Psychotherapy Finances

November 26, 2010

States seek waivers to medical loss ratio requirements

Filed under: Uncategorized — Administrator @ 10:10 pm

As we noted in an item published a few weeks ago, the National Association of Insurance Commissioners (NAIC) approved recommendations on the medical loss ratio issue — how much of their revenues insurance companies should be required to spend on actual patient care.

Insurance companies have been complaining about it ever since, and approval of the regulations did not put the matter to rest.

The controversy is not so much the number, which is 80% for small-group plans and 85% for large-group plans, but what services should be included in that figure. The insurance industry, for example, wanted the cost of agents selling policies to be considered a medical cost.

The NAIC said no, and its position has been backed by Health and Human Services Secretary Kathleen Sebelius. Plans that go over the limit will have to issue rebates to the public starting in 2012.

But now two states, Florida and Iowa, are preparing to ask for a waiver on this provision through 2014, when the full weight of the new law goes into effect. And of course there’s now considerable reason, with Republican control of the House, for insurers to hope that the provisions like this one won’t go into effect at all.
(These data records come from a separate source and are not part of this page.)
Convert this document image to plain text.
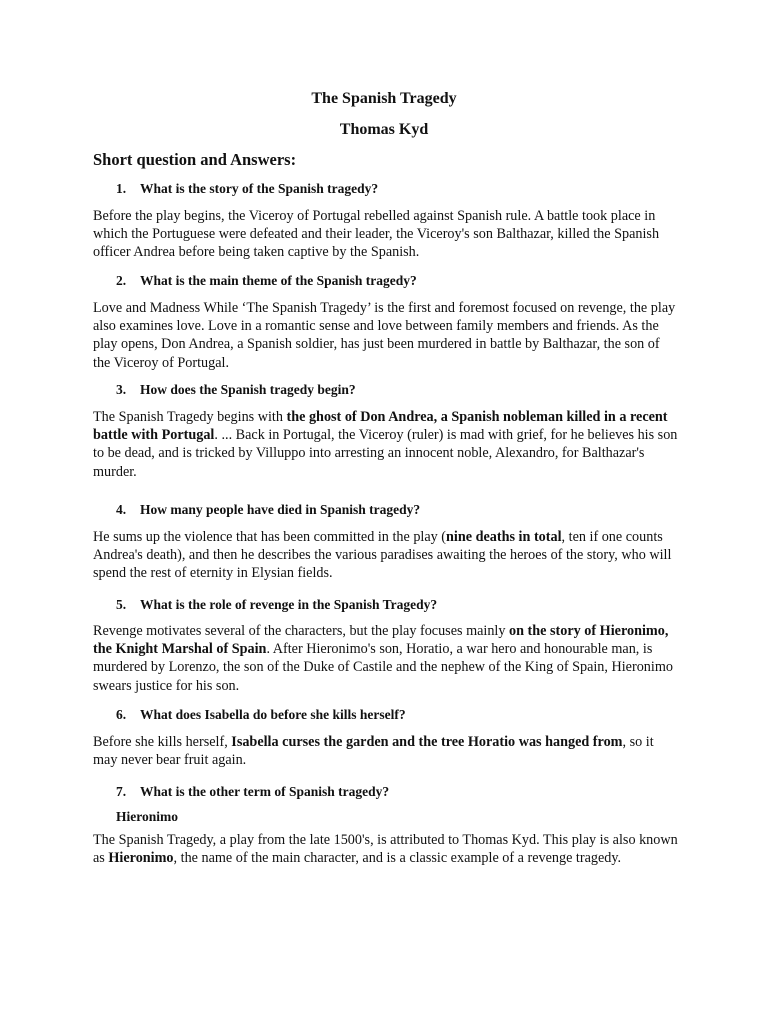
The Spanish Tragedy
Thomas Kyd
Short question and Answers:
1. What is the story of the Spanish tragedy?
Before the play begins, the Viceroy of Portugal rebelled against Spanish rule. A battle took place in which the Portuguese were defeated and their leader, the Viceroy's son Balthazar, killed the Spanish officer Andrea before being taken captive by the Spanish.
2. What is the main theme of the Spanish tragedy?
Love and Madness While ‘The Spanish Tragedy’ is the first and foremost focused on revenge, the play also examines love. Love in a romantic sense and love between family members and friends. As the play opens, Don Andrea, a Spanish soldier, has just been murdered in battle by Balthazar, the son of the Viceroy of Portugal.
3. How does the Spanish tragedy begin?
The Spanish Tragedy begins with the ghost of Don Andrea, a Spanish nobleman killed in a recent battle with Portugal. ... Back in Portugal, the Viceroy (ruler) is mad with grief, for he believes his son to be dead, and is tricked by Villuppo into arresting an innocent noble, Alexandro, for Balthazar's murder.
4. How many people have died in Spanish tragedy?
He sums up the violence that has been committed in the play (nine deaths in total, ten if one counts Andrea's death), and then he describes the various paradises awaiting the heroes of the story, who will spend the rest of eternity in Elysian fields.
5. What is the role of revenge in the Spanish Tragedy?
Revenge motivates several of the characters, but the play focuses mainly on the story of Hieronimo, the Knight Marshal of Spain. After Hieronimo's son, Horatio, a war hero and honourable man, is murdered by Lorenzo, the son of the Duke of Castile and the nephew of the King of Spain, Hieronimo swears justice for his son.
6. What does Isabella do before she kills herself?
Before she kills herself, Isabella curses the garden and the tree Horatio was hanged from, so it may never bear fruit again.
7. What is the other term of Spanish tragedy?
Hieronimo
The Spanish Tragedy, a play from the late 1500's, is attributed to Thomas Kyd. This play is also known as Hieronimo, the name of the main character, and is a classic example of a revenge tragedy.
Similar requests for waivers are under consideration in Maine, South Carolina and Georgia, according to Wednesday’s St. Petersburg Times.

The Florida Office of Insurance Regulation (OIR) believes that the medical-loss ratio provision would be “disruptive” to the state’s insurance industry, and that it would put smaller companies out of business.
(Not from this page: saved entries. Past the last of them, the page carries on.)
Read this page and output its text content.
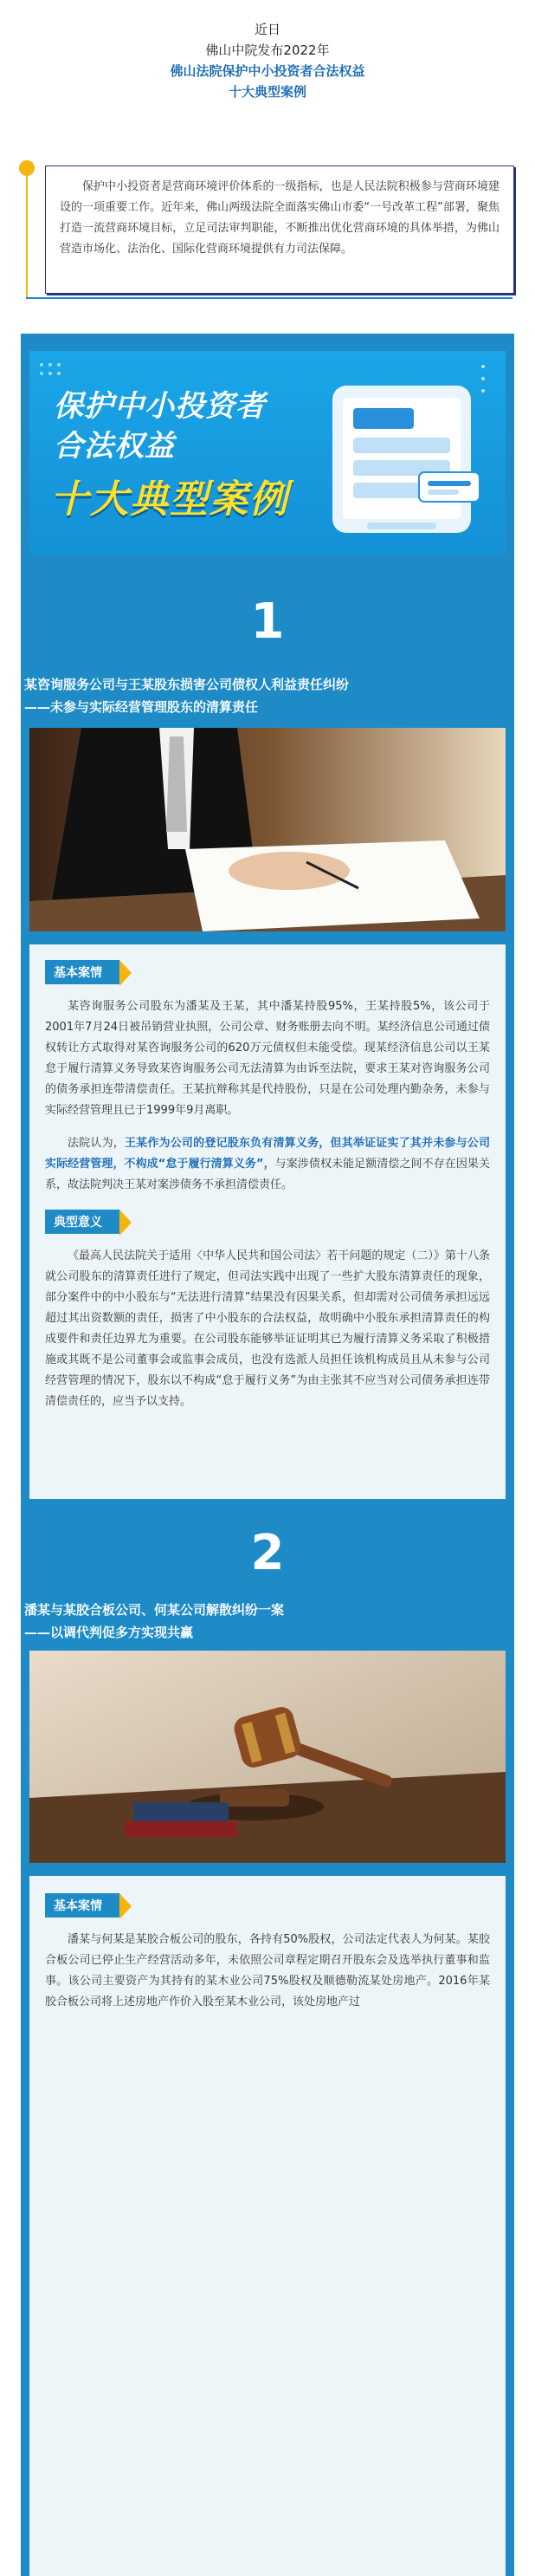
近日
佛山中院发布2022年
佛山法院保护中小投资者合法权益
十大典型案例

保护中小投资者是营商环境评价体系的一级指标，也是人民法院积极参与营商环境建设的一项重要工作。近年来，佛山两级法院全面落实佛山市委“一号改革工程”部署，聚焦打造一流营商环境目标，立足司法审判职能，不断推出优化营商环境的具体举措，为佛山营造市场化、法治化、国际化营商环境提供有力司法保障。

保护中小投资者
合法权益
十大典型案例
1
某咨询服务公司与王某股东损害公司债权人利益责任纠纷
——未参与实际经营管理股东的清算责任
基本案情

某咨询服务公司股东为潘某及王某，其中潘某持股95%，王某持股5%，该公司于2001年7月24日被吊销营业执照，公司公章、财务账册去向不明。某经济信息公司通过债权转让方式取得对某咨询服务公司的620万元债权但未能受偿。现某经济信息公司以王某怠于履行清算义务导致某咨询服务公司无法清算为由诉至法院，要求王某对咨询服务公司的债务承担连带清偿责任。王某抗辩称其是代持股份，只是在公司处理内勤杂务，未参与实际经营管理且已于1999年9月离职。

法院认为，王某作为公司的登记股东负有清算义务，但其举证证实了其并未参与公司实际经营管理，不构成“怠于履行清算义务”，与案涉债权未能足额清偿之间不存在因果关系，故法院判决王某对案涉债务不承担清偿责任。

典型意义

《最高人民法院关于适用〈中华人民共和国公司法〉若干问题的规定（二）》第十八条就公司股东的清算责任进行了规定，但司法实践中出现了一些扩大股东清算责任的现象，部分案件中的中小股东与“无法进行清算”结果没有因果关系，但却需对公司债务承担远远超过其出资数额的责任，损害了中小股东的合法权益，故明确中小股东承担清算责任的构成要件和责任边界尤为重要。在公司股东能够举证证明其已为履行清算义务采取了积极措施或其既不是公司董事会或监事会成员，也没有选派人员担任该机构成员且从未参与公司经营管理的情况下，股东以不构成“怠于履行义务”为由主张其不应当对公司债务承担连带清偿责任的，应当予以支持。

2
潘某与某胶合板公司、何某公司解散纠纷一案
——以调代判促多方实现共赢
基本案情

潘某与何某是某胶合板公司的股东，各持有50%股权，公司法定代表人为何某。某胶合板公司已停止生产经营活动多年，未依照公司章程定期召开股东会及选举执行董事和监事。该公司主要资产为其持有的某木业公司75%股权及顺德勒流某处房地产。2016年某胶合板公司将上述房地产作价入股至某木业公司，该处房地产过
The South Florida Business Journal said on Tuesday: “The OIR has expressed concern that these ratios could destabilize the marketplace because smaller companies might not be able to meet the requirement. It also is worried that insurance agents could get squeezed out of the market because their fees aren’t considered medical costs.”

And there would be a profit squeeze, to be sure. One Florida subsidiary of United Healthcare, according to the Times, would be forced to pay more than $38 million in rebates to 119,000 state policy holders under the provision.

The Obama administration has been granting waivers to some non-compliant health plans, such as those offered by McDonald’s. The question is, will officials continue to negotiate, or begin taking a more hard-line stance?